Vor allem damit verbundene Gewichts- und Materialeinsparungen machen den 3-D-Druck in bestimmten Bereichen für die Serienproduktion interessant. Airbus beispielsweise stellt Verriegelungswellen für Türen des A 350 aus Titanpulver her. Das ist nicht nur günstiger in der Fertigung, sondern das Bauteil wiegt nun um fast die Hälfte weniger, was im Flugbetrieb Kerosin spart. Und das Team von BigRep präsentierte im April den nach eigenen Angaben ersten vollständig 3-D- gedruckten Flugzeugsitz. Auch hier das Versprechen: Die Sitze sollen bis zu 50 Prozent leichter sein als herkömmlich produzierte.

Update für die gesamte Produktion

Geräte und Materialien sind zwei zentrale Elemente für eine 3-D- Druck-Erfolgsgeschichte. Eine Schlüsselrolle kommt aber auch der Software im Hintergrund zu. Denn die alternative Produktionsmethode erfordert ein Update an zahlreichen Stellen im Unternehmen. Das fängt in der Konstruktion an, wo in CAD-Programmen aus drei- dimensionalen Modellen digitale Druckvorlagen erstellt werden. Diese Daten müssen aufbereitet werden und zu den passenden 3-D- Druckern gelangen, die im eigenen Betrieb stehen können – oder die Daten werden über eine digitale Plattform an andere Hersteller mit entsprechenden Druckern und freien Kapazitäten weitergeleitet.

Das auf die Automatisierung von Prozessen rund um die additive Fertigung spezialisierte britische Softwareunternehmen AMFG erhielt im Frühjahr staatliche Fördergelder, um an Machine-Learning-Algorithmen zu arbeiten. In Berlin entwickelt unter anderem 3Yourmind neue Software für die additive Fertigung. Ein Produkt des 2014 gegründeten Startups setzt ganz vorn in der Wertschöpfungskette an: Der „Part Identifier“ wertet Herstellungskosten, Einsatzhäufigkeit und Materialeigenschaften von Produkten aus und weist dann Firmen auf Bauteile hin, die sich am ehesten für das 3-D-Druck-Verfahren eignen.

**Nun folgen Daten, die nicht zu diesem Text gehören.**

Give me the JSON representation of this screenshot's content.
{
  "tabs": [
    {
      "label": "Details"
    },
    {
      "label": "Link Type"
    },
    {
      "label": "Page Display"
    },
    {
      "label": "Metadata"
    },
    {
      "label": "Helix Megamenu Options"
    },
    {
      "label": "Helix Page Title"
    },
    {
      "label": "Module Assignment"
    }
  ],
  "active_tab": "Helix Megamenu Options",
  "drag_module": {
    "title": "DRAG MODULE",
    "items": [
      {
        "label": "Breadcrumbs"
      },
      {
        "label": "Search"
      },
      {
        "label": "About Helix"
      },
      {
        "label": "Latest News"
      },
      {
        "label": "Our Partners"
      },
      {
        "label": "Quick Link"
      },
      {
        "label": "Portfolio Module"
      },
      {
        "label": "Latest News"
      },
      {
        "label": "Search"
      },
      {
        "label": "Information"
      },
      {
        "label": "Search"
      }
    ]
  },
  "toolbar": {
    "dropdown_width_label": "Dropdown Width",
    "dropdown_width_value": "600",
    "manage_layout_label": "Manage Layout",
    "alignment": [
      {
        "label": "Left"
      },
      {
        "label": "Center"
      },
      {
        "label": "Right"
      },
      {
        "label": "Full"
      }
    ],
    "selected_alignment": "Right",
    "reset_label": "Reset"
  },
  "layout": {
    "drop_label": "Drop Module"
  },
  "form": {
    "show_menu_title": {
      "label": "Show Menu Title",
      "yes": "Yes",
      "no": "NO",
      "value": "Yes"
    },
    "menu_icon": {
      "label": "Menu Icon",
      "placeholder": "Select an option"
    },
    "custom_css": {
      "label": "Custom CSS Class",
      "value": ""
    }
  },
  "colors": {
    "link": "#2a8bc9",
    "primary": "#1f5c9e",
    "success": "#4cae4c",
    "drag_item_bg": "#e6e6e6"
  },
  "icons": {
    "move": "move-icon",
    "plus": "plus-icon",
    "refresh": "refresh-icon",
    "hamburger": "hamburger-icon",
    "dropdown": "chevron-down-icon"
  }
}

Im März verkündete das Start-up mit Sitz in Charlottenburg eine Partnerschaft mit der Deutschen Bahn. Der Konzern will das Wissen von Computern und Menschen zusammenbringen: In einem Wettbewerb sollen Mitarbeiter die Software nutzen, um neue Einsatzmöglichkeiten für den 3-D-Druck auszumachen. Zu den Dateien auf den Servern der Deutschen Bahn dürften also einige dazukommen – und die Zahl der individuell produzierten Bauteile deutlich ansteigen. Das Ziel: Schritt für Schritt soll ein digitales Ersatzteillager entstehen.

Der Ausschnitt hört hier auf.